Khorasani did finally make his way to California that spring — his position had been filled before his arrival; that came as a surprise to him, but not to Hollis — and by September, after a few months of Hollis visiting her new beau in the Golden State, the two were married. They had a commuter marriage until the following spring when Khorasani would eventually return to settle in Lincoln parish with his bride.
“I’m a Ruston resident now,” he declares proudly before Hollis adds, “He’s definitely a happy transplant.”

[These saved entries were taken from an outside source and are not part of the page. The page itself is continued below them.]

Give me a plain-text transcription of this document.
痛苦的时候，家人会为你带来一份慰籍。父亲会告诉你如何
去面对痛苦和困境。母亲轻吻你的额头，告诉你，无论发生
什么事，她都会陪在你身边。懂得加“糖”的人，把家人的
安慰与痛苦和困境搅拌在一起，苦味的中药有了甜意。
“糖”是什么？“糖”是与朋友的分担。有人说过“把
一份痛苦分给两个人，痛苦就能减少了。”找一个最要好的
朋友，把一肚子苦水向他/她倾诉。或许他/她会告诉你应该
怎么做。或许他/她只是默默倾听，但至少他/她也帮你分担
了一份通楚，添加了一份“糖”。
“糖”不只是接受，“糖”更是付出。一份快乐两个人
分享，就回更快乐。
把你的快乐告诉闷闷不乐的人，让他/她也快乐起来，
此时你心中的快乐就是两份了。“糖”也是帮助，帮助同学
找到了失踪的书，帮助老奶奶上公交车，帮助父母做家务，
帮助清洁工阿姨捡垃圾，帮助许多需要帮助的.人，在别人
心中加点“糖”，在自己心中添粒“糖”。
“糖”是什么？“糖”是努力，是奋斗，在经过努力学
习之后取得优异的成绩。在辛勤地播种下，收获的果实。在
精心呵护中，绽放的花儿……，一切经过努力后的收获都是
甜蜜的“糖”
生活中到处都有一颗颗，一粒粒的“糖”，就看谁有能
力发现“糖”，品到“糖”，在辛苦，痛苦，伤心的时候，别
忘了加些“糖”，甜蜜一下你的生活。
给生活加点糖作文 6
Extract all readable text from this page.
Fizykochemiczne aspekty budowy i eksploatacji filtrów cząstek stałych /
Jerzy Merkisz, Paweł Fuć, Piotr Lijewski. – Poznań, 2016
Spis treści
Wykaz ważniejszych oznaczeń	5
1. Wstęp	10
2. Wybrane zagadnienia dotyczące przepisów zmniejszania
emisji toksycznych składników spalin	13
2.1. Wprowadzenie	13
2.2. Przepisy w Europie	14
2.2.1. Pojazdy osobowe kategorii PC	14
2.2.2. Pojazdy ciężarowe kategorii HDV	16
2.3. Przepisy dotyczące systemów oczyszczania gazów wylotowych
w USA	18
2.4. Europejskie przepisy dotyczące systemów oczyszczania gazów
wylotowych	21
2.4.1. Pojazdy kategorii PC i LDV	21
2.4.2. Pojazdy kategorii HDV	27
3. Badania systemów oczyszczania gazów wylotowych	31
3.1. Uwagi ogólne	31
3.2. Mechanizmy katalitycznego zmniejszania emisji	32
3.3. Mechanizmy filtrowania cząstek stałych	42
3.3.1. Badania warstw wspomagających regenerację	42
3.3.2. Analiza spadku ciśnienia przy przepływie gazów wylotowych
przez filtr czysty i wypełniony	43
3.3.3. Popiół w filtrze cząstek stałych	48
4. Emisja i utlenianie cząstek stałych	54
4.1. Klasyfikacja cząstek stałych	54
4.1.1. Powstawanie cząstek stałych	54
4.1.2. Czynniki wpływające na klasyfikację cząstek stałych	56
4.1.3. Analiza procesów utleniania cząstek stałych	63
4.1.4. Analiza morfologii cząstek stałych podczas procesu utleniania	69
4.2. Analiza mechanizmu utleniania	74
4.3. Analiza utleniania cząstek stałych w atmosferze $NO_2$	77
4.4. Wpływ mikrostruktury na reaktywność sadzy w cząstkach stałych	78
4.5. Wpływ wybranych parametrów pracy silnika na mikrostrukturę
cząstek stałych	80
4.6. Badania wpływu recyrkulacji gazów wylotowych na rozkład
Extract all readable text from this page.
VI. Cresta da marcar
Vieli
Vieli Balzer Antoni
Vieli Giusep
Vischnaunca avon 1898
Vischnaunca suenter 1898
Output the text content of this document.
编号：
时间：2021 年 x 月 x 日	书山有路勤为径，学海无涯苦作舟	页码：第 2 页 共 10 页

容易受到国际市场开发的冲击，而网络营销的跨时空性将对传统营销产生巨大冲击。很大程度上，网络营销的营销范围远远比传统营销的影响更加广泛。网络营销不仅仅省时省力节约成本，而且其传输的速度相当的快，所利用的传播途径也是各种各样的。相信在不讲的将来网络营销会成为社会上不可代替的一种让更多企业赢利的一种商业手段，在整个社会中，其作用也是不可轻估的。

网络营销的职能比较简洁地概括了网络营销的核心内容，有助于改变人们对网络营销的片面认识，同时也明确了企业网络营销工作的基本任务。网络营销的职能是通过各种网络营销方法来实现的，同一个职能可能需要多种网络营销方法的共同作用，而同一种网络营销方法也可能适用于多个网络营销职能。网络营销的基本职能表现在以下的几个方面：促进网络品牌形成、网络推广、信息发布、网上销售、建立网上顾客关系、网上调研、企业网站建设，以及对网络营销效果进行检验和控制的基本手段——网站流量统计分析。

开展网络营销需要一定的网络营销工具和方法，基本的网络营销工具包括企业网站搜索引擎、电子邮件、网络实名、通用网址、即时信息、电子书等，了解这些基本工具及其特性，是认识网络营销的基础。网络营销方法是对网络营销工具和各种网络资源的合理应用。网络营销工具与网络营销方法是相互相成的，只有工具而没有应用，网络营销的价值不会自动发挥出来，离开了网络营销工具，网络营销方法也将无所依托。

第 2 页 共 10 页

Since moving to north Louisiana decades ago, Khorasani’s professional career has only grown. His work has been shown in galleries all over the United States, spotlighted in numerous publications, and has been added to multiple permanent museum collections. Now, he splits his time between Ruston and Laguna Woods, California, creating pieces that generate positivity.
Whether working in Louisiana, California, or in some place he’s visiting, Khorasani’s game plan for creating a new piece is simple: there is no plan.
He doesn’t have an idea of what he’ll create before he begins, but he figures it out as he goes.
“I paint in layers, adding textures, but it’s as if the paint itself takes part in the creative process,” he writes in his artist biography. “I’m the tour guide on the journey, but there’s another participant. My hands are virtually channeled into a universal source of energy. And that energy, in turn, pulses through my brushes and artist tools.”
This, it’s fair to wager, is the energy that comes through when art lovers look at his painted national park landscapes, running horses, abstracts, or florals. It even shows up in his portraits, he explains. He mentions a Native American portrait series he painted, noting how he was drawn to it for reasons he couldn’t exactly explain.
“I started studying Native Americans when I was in Europe, and I spent a long time researching their lives, history, and culture,” he says. “When I got here, we went to the southwest and started communicating with some Native Americans there. I started painting a bunch of those faces.”
While some of those paintings, all of which depicted true historical figures, were sold, Khorasani opted to keep most of them for his personal collection. They’re not for sale — he’s too attached to them — but they are occasionally exhibited. Some are even on display at the Union Museum of History and Art in Farmerville.
At this point, aspiring artists may wonder how they can have such a lengthy, fulfilling career or emulate Khorasani’s positive energy in their own work. And for those young creatives, Khorasani has this advice to give: don’t do what he does.
“I used to teach sometimes in the different places I’ve been before, and one of the important things you have to tell young people is never, ever copy your teacher,” he explains before going on, “[They] have to find their own spirit, their own talent, how they want to do it for themselves. The only thing I’m following is myself. This is what everybody has to do.”